John Watters, iSIGHT’s founder, said that the combination of FireEye, Mandiant and iSIGHT can make the benefits of intelligence-led security available to a broad range of organizations.
“When coupled with the technology and services of FireEye and Mandiant, this intelligence capability is a game changer for the industry and enables an intelligence-led security model that other security companies will be hard pressed to replicate,” he said.
In an email to Infosecurity, Scott Crawford, research director at 451 Research said that the news was not entirely unexpected, as threat intelligence has been a fairly visible market, but much of the venture investment has been in the threat intelligence platforms.

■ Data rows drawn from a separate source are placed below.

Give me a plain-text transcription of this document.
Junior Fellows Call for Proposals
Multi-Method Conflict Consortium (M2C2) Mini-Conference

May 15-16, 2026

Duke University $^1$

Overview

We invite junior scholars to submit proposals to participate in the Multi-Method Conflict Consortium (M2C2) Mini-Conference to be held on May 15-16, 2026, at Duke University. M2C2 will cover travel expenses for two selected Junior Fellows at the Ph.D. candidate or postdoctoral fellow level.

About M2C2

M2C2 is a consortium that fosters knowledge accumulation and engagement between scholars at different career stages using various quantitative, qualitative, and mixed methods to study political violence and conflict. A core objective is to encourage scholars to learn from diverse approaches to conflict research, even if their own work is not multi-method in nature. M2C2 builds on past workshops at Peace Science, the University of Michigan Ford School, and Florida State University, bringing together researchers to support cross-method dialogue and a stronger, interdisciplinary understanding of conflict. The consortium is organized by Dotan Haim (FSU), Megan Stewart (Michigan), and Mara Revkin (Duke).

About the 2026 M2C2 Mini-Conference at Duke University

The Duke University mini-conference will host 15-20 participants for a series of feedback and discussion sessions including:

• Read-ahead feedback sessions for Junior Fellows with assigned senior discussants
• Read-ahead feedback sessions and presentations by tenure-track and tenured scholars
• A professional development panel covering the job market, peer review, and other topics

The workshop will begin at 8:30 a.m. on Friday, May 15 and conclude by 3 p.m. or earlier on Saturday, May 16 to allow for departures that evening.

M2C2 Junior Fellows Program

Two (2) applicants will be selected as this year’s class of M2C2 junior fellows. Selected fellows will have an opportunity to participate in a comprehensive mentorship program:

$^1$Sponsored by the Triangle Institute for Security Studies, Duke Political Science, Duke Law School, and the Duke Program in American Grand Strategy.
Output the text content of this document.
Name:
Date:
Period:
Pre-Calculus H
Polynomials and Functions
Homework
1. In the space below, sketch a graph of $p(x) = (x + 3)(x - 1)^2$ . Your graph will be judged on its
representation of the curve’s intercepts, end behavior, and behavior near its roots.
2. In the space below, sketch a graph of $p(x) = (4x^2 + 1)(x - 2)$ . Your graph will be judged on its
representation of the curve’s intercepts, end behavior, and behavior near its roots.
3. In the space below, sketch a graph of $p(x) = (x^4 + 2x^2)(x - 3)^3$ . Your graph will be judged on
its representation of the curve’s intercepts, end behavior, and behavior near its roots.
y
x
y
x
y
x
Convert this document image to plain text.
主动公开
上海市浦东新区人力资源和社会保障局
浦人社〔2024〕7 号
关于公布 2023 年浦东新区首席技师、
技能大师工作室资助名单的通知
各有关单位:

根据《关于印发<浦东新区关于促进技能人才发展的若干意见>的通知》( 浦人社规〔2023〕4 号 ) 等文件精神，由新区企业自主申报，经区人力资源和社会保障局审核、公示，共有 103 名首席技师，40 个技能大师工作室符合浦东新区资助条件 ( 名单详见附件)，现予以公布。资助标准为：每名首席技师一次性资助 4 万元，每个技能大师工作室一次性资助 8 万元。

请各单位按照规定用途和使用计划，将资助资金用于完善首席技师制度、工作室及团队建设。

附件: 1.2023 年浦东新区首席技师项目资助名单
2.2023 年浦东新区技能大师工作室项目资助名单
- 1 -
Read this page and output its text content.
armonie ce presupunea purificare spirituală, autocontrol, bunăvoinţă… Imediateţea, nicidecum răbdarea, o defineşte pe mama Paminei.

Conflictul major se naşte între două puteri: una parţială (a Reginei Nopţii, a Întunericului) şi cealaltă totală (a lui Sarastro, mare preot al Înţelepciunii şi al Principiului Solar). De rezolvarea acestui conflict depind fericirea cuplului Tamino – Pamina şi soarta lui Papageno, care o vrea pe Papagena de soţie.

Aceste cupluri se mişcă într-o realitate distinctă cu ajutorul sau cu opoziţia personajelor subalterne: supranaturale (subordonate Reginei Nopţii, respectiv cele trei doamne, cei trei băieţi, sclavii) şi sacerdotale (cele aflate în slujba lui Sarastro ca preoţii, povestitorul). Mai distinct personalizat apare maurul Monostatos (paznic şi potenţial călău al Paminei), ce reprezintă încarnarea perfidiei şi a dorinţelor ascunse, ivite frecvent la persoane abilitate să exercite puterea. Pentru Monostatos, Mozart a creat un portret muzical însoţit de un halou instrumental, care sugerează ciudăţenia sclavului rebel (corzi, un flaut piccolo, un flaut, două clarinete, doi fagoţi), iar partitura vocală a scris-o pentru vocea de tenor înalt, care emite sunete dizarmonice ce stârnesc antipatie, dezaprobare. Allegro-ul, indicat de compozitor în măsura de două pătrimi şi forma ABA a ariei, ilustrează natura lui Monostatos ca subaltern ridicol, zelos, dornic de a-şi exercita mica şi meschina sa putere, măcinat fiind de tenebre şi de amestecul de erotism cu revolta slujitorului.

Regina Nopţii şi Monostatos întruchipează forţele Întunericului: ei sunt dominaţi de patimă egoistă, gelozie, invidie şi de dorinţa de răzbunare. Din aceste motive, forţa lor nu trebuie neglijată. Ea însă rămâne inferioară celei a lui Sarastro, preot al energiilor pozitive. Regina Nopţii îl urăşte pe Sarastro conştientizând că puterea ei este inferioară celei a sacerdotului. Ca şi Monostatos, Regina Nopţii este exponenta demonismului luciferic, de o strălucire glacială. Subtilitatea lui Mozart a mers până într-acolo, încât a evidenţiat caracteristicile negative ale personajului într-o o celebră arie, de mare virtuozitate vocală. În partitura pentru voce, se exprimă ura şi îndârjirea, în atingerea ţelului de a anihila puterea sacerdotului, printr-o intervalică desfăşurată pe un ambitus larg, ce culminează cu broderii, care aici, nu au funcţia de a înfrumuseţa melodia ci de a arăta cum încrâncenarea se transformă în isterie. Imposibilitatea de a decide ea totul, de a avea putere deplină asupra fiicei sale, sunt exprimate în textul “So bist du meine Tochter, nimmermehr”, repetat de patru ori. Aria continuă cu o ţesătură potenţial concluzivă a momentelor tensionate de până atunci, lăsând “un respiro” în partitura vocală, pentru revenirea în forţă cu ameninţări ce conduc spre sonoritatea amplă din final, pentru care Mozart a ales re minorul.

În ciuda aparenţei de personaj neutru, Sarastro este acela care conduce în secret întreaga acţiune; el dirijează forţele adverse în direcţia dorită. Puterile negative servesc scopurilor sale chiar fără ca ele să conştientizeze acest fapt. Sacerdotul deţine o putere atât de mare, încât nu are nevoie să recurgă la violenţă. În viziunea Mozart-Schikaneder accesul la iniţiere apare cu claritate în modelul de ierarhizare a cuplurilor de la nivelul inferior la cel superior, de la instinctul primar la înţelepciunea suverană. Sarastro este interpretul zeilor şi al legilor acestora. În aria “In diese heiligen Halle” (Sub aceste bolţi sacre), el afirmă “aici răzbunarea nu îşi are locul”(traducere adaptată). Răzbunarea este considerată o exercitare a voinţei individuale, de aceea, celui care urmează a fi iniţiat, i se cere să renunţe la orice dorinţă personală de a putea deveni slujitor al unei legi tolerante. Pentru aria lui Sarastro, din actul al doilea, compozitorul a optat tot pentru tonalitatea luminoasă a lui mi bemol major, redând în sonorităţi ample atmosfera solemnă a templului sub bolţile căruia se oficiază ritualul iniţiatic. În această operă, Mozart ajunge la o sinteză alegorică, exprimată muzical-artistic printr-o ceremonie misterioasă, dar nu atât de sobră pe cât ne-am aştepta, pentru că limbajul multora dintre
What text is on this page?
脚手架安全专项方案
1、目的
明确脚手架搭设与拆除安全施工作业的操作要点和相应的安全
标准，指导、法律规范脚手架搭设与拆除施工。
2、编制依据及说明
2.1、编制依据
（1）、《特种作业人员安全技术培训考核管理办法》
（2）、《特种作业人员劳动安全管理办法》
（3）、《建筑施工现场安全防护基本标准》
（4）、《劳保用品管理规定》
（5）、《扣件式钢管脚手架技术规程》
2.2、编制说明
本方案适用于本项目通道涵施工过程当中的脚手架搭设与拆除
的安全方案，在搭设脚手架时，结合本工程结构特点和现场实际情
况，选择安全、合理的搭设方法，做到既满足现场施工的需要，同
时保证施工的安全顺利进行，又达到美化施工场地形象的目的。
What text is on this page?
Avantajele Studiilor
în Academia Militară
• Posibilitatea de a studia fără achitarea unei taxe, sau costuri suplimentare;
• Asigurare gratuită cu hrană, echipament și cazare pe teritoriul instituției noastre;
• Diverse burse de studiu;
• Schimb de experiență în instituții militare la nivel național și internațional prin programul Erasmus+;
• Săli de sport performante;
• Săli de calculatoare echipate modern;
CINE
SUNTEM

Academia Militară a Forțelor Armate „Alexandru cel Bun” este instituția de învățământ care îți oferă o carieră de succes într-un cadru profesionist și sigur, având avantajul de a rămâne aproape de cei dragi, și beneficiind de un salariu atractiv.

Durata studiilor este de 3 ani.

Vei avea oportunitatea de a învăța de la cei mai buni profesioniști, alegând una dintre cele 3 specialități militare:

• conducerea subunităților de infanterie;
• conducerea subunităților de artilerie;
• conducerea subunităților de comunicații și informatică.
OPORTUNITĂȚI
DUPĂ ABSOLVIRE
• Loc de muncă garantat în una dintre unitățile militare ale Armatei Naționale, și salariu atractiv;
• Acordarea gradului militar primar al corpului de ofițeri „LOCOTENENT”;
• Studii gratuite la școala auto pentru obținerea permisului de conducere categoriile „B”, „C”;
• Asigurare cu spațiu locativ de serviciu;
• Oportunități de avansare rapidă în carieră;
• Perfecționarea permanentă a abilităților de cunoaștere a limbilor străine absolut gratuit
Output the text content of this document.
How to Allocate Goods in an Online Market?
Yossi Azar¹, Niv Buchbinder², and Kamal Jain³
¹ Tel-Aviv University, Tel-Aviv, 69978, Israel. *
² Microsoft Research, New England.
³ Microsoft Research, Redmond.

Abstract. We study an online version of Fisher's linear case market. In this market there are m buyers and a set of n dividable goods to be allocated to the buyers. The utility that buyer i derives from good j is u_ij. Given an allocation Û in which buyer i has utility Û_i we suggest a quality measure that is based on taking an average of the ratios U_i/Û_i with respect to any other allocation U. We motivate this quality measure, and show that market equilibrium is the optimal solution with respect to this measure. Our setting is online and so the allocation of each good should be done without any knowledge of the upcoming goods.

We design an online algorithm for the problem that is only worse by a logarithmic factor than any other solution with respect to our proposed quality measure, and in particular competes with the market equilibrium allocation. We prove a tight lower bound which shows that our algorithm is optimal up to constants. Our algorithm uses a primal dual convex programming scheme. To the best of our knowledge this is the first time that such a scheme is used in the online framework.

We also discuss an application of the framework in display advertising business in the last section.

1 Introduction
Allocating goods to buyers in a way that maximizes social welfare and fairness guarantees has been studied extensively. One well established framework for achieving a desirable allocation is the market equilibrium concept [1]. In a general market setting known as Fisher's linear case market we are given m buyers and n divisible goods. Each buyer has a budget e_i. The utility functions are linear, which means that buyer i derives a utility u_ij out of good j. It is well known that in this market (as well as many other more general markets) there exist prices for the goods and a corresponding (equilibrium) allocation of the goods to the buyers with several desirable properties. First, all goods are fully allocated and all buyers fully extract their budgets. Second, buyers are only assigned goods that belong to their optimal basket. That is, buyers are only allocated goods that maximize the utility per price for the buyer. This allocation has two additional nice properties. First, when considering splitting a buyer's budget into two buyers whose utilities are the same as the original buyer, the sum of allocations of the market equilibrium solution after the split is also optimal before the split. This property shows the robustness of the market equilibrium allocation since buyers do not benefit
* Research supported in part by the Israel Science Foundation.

“What’s a bit surprising is the acquisition of a threat intel provider (although Cyveillance was recently acquired from Qinetiq by Lookingglass),” he says. “Two things that would seem to mitigate against providers are the fact that they are very people-driven businesses, hence profitability can be at risk of the cost of expertise.
“Another factor is that organizations that focus on threat attribution can be a bit problematic for a major acquirer to swallow, since naming names in a market the acquirer would like to penetrate can have repercussions, and could increase the acquirer’s risk of becoming a target themselves.
“FireEye clearly has few concerns about the latter, given its earlier acquisition of Mandiant. Acquiring iSIGHT seems to play to its Mandiant strengths to increase the emphasis on the threat insight side of the house, playing to the interest in threat intelligence as the product side faces a number of challenges: increased competition and struggles to win the hearts of investors just to name two.”
Crawford believed that iSIGHT Partners will complement Mandiant, as one of the more recognized providers of threat intelligence feeds on the broad threat landscape, whereas Mandiant tends to focus on incident response and specific threat actor groups.
“The fusion of threat intelligence with security technology is an ongoing theme of both FireEye and iSIGHT Partners, which FireEye can be expected to play on to up its competitive positioning in threat recognition and defense,” Crawford says.